November 6, 2014, San Francisco, California
The speakers included Kimberly Beckstead, San Diego Trauma Informed Guide Team; Dave Lockridge, ACE Overcomers; Jim Sporleder, Sporleder Consulting; Jane Stevens, ACEs Too High and ACEs Connection (moderator).
Jane Stevens, founder and director of ACEsConnection.com and ACEsTooHigh.com introduced the panel of speakers in the context of the two to three dozen other communities embarking on becoming trauma-informed.
“There’s no formula,” Stevens reminded us. “Someone different starts the movement in every different community.”
In Yolo County, it started with juvenile justice, in Sonoma County it was the Child Parent Institute and a county maternal child adolescent health coordinator.
In Merced, something never felt right to pastor Dave Lockridge. As he progressed in the church, he seemed to be “burring more people than he was marrying.” After burying a 16 year-old who committed suicide, his wife, who directs Mercy Medical Center's medical education, brought him info on ACEs. He slapped his head.
“This is the missing truth,” recalls Lockridge. He went back to get a degree in psychology, developed a scripturally and scientifically accurate Christian response to ACEs, ACE Overcomers. Used primarily in rescue missions, Lockridge also implements a secular version of the program in high schools.
“We are body soul and spirit and need to learn an approach that encompasses all,” says Lockridge. “By retraining the brain and resetting the nervous system, teens and adults have more ability to create wise choices, to respond rather than react.”
Lockridge is currently working with researchers at UC Merced to validate his program.
In Walla Walla, WA, Jim Sporleder, former principal of Lincoln High School, was introduced to ACEs by his hero Teri Barila of the Children’s Resilience Initiative. The initiative has provided over 500 ACEs presentations in the community and responds to ACEs through collective impact approaches, which includes education.
“As a principal, if there was a family in crisis, everyone was around the table the next morning using the same language to address the needs of the family- judges, police, mental health, faith based community- they all took ownership,” says Sporleder.
“We were doing it all wrong with punitive approaches,” says Sporleder. So he changed it. “We started asking the questions- what’s going on? Why did you tell the teacher to F-off?” Then he listened to the kids, and was able to teach about triggers, self-regulation, and hope, not just survival.
St. Mary’s Hospital put on a back-pack program for homeless students (25% of the student population) every week packed with food to carry kids through the weekend. The wrap-around services let kids know that someone cares.
“It gives them a sense of pride,” says Sporleder. The faith-based community set up a school based health center. “Most kids hadn’t seen a doctor in 8-10 years,” says Sporleder.
One year after doing away with the punitive and adopting restorative, trauma-informed approaches, school suspensions dropped 85%. Kids are now making YouTube videos to teach their parents resiliency skills. Through Sporleder Consulting, the former principal continues works with schools in Walla Walla to train others on changing the paradigm, to adopt trauma-informed and restorative justice practices.
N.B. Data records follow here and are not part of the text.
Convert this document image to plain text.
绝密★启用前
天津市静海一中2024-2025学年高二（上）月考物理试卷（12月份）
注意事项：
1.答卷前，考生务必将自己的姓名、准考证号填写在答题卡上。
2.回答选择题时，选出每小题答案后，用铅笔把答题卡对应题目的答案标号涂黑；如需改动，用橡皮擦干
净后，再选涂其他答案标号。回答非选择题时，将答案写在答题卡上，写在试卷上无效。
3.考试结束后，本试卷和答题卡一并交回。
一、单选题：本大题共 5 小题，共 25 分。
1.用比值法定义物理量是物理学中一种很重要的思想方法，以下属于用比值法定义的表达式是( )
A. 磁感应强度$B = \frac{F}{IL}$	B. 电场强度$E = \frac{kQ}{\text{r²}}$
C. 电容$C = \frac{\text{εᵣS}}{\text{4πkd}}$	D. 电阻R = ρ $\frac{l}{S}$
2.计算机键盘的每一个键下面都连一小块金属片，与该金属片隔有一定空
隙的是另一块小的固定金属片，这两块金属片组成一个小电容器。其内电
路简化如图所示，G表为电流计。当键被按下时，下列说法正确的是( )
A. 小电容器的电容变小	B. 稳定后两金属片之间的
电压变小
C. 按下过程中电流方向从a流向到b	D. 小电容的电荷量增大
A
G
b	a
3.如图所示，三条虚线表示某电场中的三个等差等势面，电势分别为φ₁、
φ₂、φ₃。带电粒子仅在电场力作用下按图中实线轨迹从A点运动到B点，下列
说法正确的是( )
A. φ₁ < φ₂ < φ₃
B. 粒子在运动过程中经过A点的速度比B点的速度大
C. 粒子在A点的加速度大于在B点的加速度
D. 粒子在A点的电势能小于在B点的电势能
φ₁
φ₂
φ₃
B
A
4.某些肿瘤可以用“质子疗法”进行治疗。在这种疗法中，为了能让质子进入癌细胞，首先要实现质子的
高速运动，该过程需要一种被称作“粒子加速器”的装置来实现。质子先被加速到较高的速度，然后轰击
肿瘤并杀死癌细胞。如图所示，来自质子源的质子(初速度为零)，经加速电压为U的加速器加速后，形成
Six years ago in San Diego, social worker Kimberly Beckstead started the San Diego Trauma-Informed Guide Team. If you don’t want to recreate the wheel, here it is! Kim attended a training with Stephanie Covington and Gabriella Grant. She signed up to start a guide team, along with four other “green” case managers, not knowing what it would entail. She learned that becoming trauma-informed needs to be research based, that’s where the ACE Study came in. Strategic planning, technical support, trauma champions with a shared passion for integrating services, and a trauma informed paradigm shift are critical. An elevator speech is a must: "The promotion, development and provision of trauma-informed services in San Diego County agencies and systems.”
Figure out why it matters and articulate that. Then you educate across all populations, by connecting people with context through personal stories. “It’s a lens, a philosophy, so it can be used to train from the bottom up, that’s the beauty of it,” says Beckstead. Core values include transparency, respect, dignity, non-judgmental, integrity, accountability, compassion, respect, and diversity. Individualized strength-based services are tailored to the needs of agencies and systems, with a high standard of professional competency. The San Diego Trauma-Informed Guide Team facilitates a meeting of the minds every other month, with over 60 agencies and 150 individuals on the listserve.
Major accomplishments include assisting San Diego Youth Services, the poster child for changing organizational culture to be trauma-informed, with developing a trauma 101 training. The guide team also inspired San Diego County Health and Human Services agency to develop a system wide trauma-informed policy.